Name this file README
rather than
readme or
Readme.
Spell check this file; otherwise, you may risk lower grade.
Missing
README costs you 50%,
poorly written README costs
you 30%, and submitting a non-text file costs you 30%.
-
Not-compile programs receive 0 point.
By not-compile, I mean any reason that could cause an
unsuccessful compilation, including missing files, incorrect
filenames, syntax errors in your programs, incorrect makefile
and so on. Double check your files before you submit, since I
will not
change your program to make it work.
-
Compile-but-not-run programs receive no more than 50%.
Compile-but-not-run means you have attempted
to solve the problem to certain extent but you failed to
make it working properly.
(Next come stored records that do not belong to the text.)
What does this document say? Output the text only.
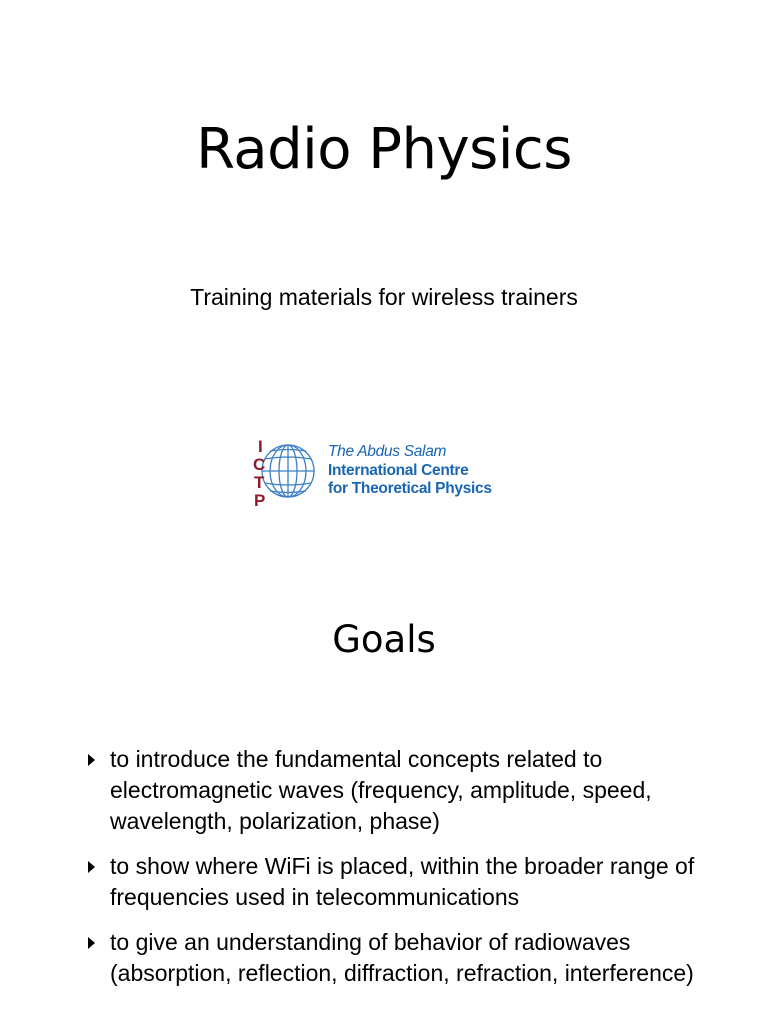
Radio Physics

Training materials for wireless trainers

I
C
T
P
The Abdus Salam
International Centre
for Theoretical Physics
Goals
to introduce the fundamental concepts related to electromagnetic waves (frequency, amplitude, speed, wavelength, polarization, phase)
to show where WiFi is placed, within the broader range of frequencies used in telecommunications
to give an understanding of behavior of radiowaves (absorption, reflection, diffraction, refraction, interference)
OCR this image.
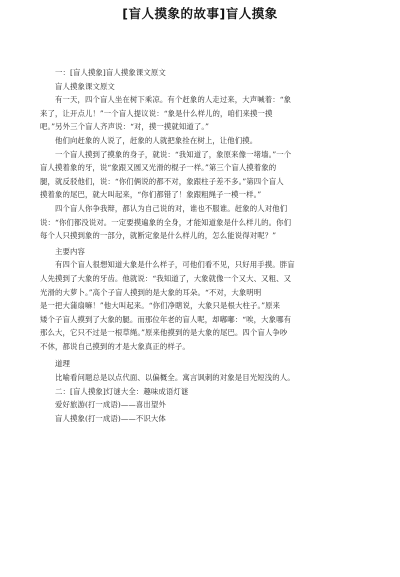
[盲人摸象的故事]盲人摸象
一：[盲人摸象]盲人摸象课文原文
盲人摸象课文原文
有一天，四个盲人坐在树下乘凉。有个赶象的人走过来，大声喊着：“象
来了，让开点儿！”一个盲人提议说：“象是什么样儿的，咱们来摸一摸
吧。”另外三个盲人齐声说：“对，摸一摸就知道了。”
他们向赶象的人说了，赶象的人就把象拴在树上，让他们摸。
一个盲人摸到了摸象的身子，就说：“我知道了，象原来像一堵墙。”一个
盲人摸着象的牙，说“象跟又圆又光滑的棍子一样。”第三个盲人摸着象的
腿，就反驳他们，说：“你们俩说的都不对，象跟柱子差不多。”第四个盲人
摸着象的尾巴，就大叫起来，“你们都错了！象跟粗绳子一模一样。”
四个盲人你争我辩，都认为自己说的对，谁也不服谁。赶象的人对他们
说：“你们都没说对。一定要摸遍象的全身，才能知道象是什么样儿的。你们
每个人只摸到象的一部分，就断定象是什么样儿的，怎么能说得对呢？”
主要内容
有四个盲人很想知道大象是什么样子，可他们看不见，只好用手摸。胖盲
人先摸到了大象的牙齿。他就说：“我知道了，大象就像一个又大、又粗、又
光滑的大萝卜。”高个子盲人摸到的是大象的耳朵。“不对，大象明明
是一把大蒲扇嘛！”他大叫起来。“你们净瞎说，大象只是根大柱子。”原来
矮个子盲人摸到了大象的腿。而那位年老的盲人呢，却嘟嘟：“唉，大象哪有
那么大，它只不过是一根草绳。”原来他摸到的是大象的尾巴。四个盲人争吵
不休，都说自己摸到的才是大象真正的样子。
道理
比喻看问题总是以点代面、以偏概全。寓言讽刺的对象是目光短浅的人。
二：[盲人摸象]灯谜大全：趣味成语灯谜
爱好旅游(打一成语)——喜出望外
盲人摸象(打一成语)——不识大体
A meaningless or vague program receives
no credit even though it compiles successfully. Another common
problem is that your makefile could successfully process your
source files (i.e., compiled successfully); but, your
makefile does not generate an executable file with the desired
filename (i.e.,
prog7
in this assignment). If this happens, I will consider your
submission as compile-but-not-run.
-
Programs delivering incorrect result, incomplete result,
or incompatible output receive no more than 70%.
- Use asynchronous channels only.
You will receive
no credit if you use any other synchronization primitives
(i.e., mutex locks, semaphores and monitors).
- You will receive
no credit if
(1) you use global variables,
(2) do not use random number generator to assign UIDs,
and
(3) process Pi knows more than
the value of i and its UID.
- Each race condition, busy waiting, and
deadlock costs you 10%.
-
All deductions mentioned above are cumulative!
This means that even though you have turned in a correct
program, you could get very low grade. For example, if your
submission does not have the necessary program and function
headings (30% off), does not have enough comments (30% off),
compiles but not runs correctly (30% off), and contains a race
condition, then you will receive
80×(100-30-30-30-10)%=0 points.
-
Programs submitted to wrong class and/or wrong sections
will not be graded.
-
Your submission should include the following files:
- File thread.h
that contains all class definitions of your threads.
- File thread.cpp
contains all class implementations of your threads.
- File thread-main.cpp
contains the main program.
- File Makefile
is a makefile that compiles the above three files
to an executable file
prog7.
Since we will use Solaris
to grade your programs, your makefile should make
sure all paths are correct. Note also that
without following this file structure your program
is likely to fall into the compile-but-not-run
category, and, as a result, you may get low grade.
So, before submission, check if you have the
proper file structure and correct makefile.
Note that your Makefile
should not activate
the visualization system.
- File README.
-
Always start early, because I will not grant any extension if
your home machine, your phone line or the department machine
crashes in the last minute.
- Since the rules are all clearly stated
above, no leniency will be given. So, if you have anything in doubt,
please ask for clarifications.